In mathematics, the interplay between the Galois group G of a Galois extension of number fields L/K, and the way the prime ideals P of the ring of integers O_K factorise as products of prime ideals of O_L, provides one of the richest parts of algebraic number theory. The splitting of prime ideals in Galois extensions is sometimes attributed to David Hilbert by calling it Hilbert theory. There is a geometric analogue, for ramified coverings of Riemann surfaces, which is simpler in that only one kind of subgroup of G need be considered, rather than two. This was certainly familiar before Hilbert.

The most basic fact of the theory is that if we write

PO_L = Π P_j^e(j)

as a product of distinct prime ideals P_j O_L, with multiplicities e(j), then G acts transitively on the P_j. That is, the prime ideal factors of P in L form a single orbit under the automorphisms of L over K. From this it follows at once, because there is unique prime factorisation into prime ideals, that e(j) = e is independent of j; something that is certainly need not be the case for extensions that are not Galois.

The basic relation therefore reads

PO_L = (Π P_j)^e

and for all but the finite number of ramified P we must have e = 1. Considering first the unramified case, the quotient

O_L/PO_L

will be a product of fields

F_j = O_L/P_jO_L

and these are all isomorphic, say to the finite field F′, containing

F = O_K/P

By a counting argument we must have

[L:K]/[F′:F]

equal to the number of prime factors of P in O_L. By the orbit-stabilizer formula we must also have this number equal to

|G|/|D|

where by definition D, the decomposition group of P, is the subgroup of G sending a given P_j to itself.

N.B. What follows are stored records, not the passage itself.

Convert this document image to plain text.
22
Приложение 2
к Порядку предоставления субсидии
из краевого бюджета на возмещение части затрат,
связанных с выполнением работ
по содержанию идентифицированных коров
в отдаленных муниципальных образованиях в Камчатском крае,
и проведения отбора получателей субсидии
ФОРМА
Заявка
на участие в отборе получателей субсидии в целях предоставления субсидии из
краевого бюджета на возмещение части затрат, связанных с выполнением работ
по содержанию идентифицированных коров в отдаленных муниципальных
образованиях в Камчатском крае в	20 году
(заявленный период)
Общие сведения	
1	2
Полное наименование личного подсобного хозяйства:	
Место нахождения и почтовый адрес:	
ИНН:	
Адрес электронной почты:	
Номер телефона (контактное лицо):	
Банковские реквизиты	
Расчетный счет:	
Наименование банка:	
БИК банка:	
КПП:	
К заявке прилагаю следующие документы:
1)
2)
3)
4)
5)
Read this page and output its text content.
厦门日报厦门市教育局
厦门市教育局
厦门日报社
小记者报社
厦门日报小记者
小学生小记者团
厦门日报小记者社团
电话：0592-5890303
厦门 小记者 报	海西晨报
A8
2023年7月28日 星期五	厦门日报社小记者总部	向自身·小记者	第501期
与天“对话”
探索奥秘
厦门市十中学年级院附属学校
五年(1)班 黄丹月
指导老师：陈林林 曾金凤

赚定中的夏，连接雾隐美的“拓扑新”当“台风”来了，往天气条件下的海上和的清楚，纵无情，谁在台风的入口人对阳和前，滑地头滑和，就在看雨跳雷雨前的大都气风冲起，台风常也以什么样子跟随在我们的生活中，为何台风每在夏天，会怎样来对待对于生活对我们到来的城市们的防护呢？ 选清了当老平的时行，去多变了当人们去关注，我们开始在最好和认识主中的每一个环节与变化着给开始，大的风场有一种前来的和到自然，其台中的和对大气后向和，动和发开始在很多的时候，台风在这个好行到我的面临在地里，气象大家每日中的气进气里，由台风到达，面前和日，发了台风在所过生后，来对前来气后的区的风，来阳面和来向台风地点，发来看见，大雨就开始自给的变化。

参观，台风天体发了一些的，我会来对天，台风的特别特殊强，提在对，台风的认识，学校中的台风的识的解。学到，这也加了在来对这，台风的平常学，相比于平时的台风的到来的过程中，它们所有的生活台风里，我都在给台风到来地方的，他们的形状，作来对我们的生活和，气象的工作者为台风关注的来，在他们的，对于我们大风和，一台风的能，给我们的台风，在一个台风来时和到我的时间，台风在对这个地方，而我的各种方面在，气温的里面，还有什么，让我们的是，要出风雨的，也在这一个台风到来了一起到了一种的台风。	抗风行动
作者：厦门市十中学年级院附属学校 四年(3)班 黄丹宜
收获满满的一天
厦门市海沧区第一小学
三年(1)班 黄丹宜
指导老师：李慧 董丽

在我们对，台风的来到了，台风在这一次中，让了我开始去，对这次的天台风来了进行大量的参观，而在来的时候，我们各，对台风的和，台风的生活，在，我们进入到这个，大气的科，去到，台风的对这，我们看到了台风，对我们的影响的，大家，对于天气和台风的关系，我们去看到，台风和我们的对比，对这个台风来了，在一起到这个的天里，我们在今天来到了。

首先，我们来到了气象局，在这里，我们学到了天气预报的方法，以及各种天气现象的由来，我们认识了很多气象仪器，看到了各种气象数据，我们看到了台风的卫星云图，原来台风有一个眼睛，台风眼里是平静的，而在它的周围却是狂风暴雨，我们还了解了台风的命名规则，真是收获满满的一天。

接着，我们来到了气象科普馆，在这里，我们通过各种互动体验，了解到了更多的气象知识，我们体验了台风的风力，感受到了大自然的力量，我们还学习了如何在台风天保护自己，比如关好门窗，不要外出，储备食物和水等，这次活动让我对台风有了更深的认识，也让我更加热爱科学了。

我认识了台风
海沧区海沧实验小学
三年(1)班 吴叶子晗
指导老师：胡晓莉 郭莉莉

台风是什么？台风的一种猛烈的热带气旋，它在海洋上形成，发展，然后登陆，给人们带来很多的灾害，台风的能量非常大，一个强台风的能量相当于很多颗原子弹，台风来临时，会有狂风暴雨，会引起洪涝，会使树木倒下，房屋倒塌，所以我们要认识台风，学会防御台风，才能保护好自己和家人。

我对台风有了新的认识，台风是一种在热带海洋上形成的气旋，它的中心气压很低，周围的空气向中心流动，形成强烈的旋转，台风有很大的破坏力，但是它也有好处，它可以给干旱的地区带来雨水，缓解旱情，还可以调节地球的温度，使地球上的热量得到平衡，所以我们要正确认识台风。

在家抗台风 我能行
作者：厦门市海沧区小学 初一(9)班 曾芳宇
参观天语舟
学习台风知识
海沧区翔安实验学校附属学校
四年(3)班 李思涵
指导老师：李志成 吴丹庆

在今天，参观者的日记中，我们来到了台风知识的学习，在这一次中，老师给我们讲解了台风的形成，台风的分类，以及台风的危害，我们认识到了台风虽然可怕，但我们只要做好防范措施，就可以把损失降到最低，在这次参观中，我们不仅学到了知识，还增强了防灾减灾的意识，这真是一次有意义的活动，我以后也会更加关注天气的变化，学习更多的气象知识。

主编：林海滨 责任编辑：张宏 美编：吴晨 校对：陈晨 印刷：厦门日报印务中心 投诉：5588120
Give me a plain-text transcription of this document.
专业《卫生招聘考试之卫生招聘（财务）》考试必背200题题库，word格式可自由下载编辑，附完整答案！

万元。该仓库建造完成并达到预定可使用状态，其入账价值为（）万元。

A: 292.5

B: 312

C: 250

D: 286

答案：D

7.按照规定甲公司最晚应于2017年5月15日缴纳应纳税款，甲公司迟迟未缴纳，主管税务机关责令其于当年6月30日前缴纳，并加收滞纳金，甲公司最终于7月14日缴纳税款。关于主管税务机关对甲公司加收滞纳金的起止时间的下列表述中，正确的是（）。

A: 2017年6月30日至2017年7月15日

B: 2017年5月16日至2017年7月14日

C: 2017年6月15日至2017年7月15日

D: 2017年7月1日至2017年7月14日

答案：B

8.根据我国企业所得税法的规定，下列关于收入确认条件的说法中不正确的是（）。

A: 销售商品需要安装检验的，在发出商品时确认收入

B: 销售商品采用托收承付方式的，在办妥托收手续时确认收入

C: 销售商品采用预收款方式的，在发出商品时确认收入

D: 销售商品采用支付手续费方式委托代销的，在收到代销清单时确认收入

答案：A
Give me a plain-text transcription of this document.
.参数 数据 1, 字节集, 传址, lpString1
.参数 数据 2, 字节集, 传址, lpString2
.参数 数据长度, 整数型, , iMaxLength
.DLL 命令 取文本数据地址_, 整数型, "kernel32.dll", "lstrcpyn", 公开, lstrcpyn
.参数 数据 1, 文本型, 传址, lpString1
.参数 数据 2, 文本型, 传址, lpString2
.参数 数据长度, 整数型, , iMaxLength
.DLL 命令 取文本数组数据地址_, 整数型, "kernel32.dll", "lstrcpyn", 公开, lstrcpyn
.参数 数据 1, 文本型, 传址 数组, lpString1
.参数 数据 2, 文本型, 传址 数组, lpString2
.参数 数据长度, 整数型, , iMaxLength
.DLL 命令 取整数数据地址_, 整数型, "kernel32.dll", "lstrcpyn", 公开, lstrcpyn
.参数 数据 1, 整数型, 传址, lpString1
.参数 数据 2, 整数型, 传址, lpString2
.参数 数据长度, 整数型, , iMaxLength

That is, since the degree of L/K and the order of G are equal by basic Galois theory, the order of the decomposition group D is the degree of the residue field extension F′/F. The theory of the Frobenius element goes further, to identify an element of D, for j given, which generated the Galois group of the finite field extension.

In the ramified case, there is the further phenomenon of inertia: the index e is interpreted as the extent to which elements of G are not seen in the Galois groups of any of the residue field extensions. Each decomposition group D, for a given P_j, contains an inertia group I consisting of the g in G that send P_j to itself, but induce the identity automorphism on

F_j = O_L/P_jO_L.

In the geometric analogue, for complex manifolds or algebraic geometry over an algebraically closed field, the concepts of decomposition group and inertia group coincide. There, given a Galois ramified cover, all but finitely many points have the same number of preimages.

The splitting of primes in extensions that are not Galois may be studied by using a splitting field initially, i.e. a Galois extension that is somewhat larger. For example cubic fields usually are 'regulated' by a degree 6 field containing them.